Their bodies were propped up onto wheelchairs and fed into the rescue center, Canadian flag snapping against the wind, each girl vanishing down the rabbit hole of medical chaos. Lotte's tranquil stare met Jackie's before she was hurried into a room, door slamming shut loud enough that it echoed inside her ears.

"Can't believe any of them made it," a woman practically cooed as she dropped a bundle of folded fabric down onto the hospital bed. Jackie's little cousin -who, truthfully, might not be so little anymore- had a fondness for bugs and collected them inside wooden display boxes with their wings pinned wide. She felt like one of his moths, something transparent and colourless, stretched out for somebody else to view. "Strong little girls, right? I don't think I'd last a minute without my espresso maker."

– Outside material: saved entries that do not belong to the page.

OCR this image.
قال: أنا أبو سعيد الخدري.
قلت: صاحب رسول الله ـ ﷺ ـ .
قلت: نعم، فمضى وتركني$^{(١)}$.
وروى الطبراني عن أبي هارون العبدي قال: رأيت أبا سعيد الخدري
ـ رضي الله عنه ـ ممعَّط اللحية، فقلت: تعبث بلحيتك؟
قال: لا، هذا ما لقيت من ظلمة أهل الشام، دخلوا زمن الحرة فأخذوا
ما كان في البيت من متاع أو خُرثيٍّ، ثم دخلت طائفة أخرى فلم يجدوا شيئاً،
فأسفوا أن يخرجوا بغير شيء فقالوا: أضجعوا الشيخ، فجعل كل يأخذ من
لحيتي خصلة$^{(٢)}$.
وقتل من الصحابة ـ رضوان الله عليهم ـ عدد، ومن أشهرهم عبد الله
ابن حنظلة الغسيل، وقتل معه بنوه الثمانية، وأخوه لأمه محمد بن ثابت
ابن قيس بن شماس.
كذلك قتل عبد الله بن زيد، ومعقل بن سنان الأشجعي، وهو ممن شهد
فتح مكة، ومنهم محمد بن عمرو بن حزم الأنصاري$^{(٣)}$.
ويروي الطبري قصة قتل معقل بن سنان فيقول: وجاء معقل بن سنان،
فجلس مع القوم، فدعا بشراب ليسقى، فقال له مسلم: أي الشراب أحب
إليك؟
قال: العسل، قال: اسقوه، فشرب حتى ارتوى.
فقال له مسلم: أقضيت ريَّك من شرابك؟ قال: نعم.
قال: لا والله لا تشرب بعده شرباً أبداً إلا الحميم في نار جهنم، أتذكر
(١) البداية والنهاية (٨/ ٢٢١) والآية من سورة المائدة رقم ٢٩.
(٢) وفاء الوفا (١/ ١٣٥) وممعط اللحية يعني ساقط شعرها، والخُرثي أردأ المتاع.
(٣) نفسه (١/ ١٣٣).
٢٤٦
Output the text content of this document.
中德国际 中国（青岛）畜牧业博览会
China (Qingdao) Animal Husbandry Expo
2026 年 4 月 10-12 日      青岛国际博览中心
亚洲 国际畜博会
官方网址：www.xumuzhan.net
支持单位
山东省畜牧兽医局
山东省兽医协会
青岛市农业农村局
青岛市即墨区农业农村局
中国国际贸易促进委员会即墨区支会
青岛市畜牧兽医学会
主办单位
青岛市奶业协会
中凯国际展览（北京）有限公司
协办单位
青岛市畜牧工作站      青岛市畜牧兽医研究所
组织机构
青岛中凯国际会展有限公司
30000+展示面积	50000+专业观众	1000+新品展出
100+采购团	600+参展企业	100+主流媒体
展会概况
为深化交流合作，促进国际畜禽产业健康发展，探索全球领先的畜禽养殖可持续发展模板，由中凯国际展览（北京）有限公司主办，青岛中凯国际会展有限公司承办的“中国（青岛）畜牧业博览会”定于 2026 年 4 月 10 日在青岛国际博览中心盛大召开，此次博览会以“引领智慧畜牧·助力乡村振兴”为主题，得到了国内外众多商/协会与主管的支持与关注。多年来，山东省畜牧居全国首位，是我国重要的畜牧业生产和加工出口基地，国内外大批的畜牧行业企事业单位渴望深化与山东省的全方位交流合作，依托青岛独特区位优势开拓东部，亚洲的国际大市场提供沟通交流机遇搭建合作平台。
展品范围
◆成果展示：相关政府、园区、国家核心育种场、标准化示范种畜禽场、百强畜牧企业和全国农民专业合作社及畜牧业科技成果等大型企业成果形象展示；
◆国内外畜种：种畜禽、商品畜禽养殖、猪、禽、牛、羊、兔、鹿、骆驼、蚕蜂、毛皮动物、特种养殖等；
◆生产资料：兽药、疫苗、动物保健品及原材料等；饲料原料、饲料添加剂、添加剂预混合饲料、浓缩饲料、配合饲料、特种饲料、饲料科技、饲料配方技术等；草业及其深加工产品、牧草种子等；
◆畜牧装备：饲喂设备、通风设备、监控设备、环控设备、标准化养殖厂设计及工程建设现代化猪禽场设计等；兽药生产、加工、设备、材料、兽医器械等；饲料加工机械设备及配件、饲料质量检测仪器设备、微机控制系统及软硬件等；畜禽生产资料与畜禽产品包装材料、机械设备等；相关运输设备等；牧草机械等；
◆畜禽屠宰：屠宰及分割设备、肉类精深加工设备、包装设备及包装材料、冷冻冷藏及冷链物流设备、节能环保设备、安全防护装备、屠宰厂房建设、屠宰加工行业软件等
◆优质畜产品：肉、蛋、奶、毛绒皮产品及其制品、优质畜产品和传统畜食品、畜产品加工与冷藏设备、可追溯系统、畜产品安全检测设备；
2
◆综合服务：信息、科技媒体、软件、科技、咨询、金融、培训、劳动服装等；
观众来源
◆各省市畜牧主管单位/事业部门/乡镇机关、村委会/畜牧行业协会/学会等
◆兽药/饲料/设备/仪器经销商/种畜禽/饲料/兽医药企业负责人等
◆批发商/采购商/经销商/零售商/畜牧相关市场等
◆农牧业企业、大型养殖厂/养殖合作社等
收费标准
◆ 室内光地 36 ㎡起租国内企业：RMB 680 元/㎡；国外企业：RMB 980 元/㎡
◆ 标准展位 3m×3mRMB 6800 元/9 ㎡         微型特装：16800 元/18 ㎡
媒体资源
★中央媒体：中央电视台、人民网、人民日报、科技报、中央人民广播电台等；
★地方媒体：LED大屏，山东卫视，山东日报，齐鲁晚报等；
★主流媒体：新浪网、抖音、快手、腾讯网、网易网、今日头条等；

Everyone was moving. Some man was plucking at pages on a clipboard and monitors were being wheeled around. A redhaired nurse dropped down to tug at the blanket guarding Jackie's body with a pitiful smile and Jackie started screaming murder in response, refusing to stop until someone negotiated her down to a pair of basic scrubs instead of the hospital gown. She didn't know where her favorite converse shoes were or what happened to the few things she had after the crash, but the flimsy fabric designed to make her body accessible sent ice water racing through her veins, a fear so bitter it tasted like grave dirt against her tongue.

Scrubs gave her an illusion of control.

Needles pricked her skin and she tumbled into cycles of sleep, dreamless and full of dreams, unaware of the people cycling through to check hourly on vitals, Jackie's heart ticking away on the monitor like any other living, breathing girl's.

Time slowly eased through. The tubes and wires began to vanish, carefully, and she spent more time awake with coherence. Trees waved at her from beyond a narrow window, the wind toying against the pines.

Her craving for sweetness left her crying against the stiff hospital pillow. She could think of nothing else, stuck dreaming about vending machines lining the walls. She remembered the forbidden French fries dipped in vanilla milkshakes post winning games, the little bag of sour gummy worms Lotte kept in her locker. Natalie sometimes had to be bribed into rallying for the cause with a package of licorice, the red kind that peeled apart into tiny strings. Jackie remembered dropping an armful of discounted chocolate boxes on Shauna's bed the day after Valentines because her best friend in the entire world loved chocolate, loved the kind that came wrapped in separate foils and were positioned in neat rows. Jackie's desire consumed her. She thought about it every hour she was awake, every hour that she was aware of being awake.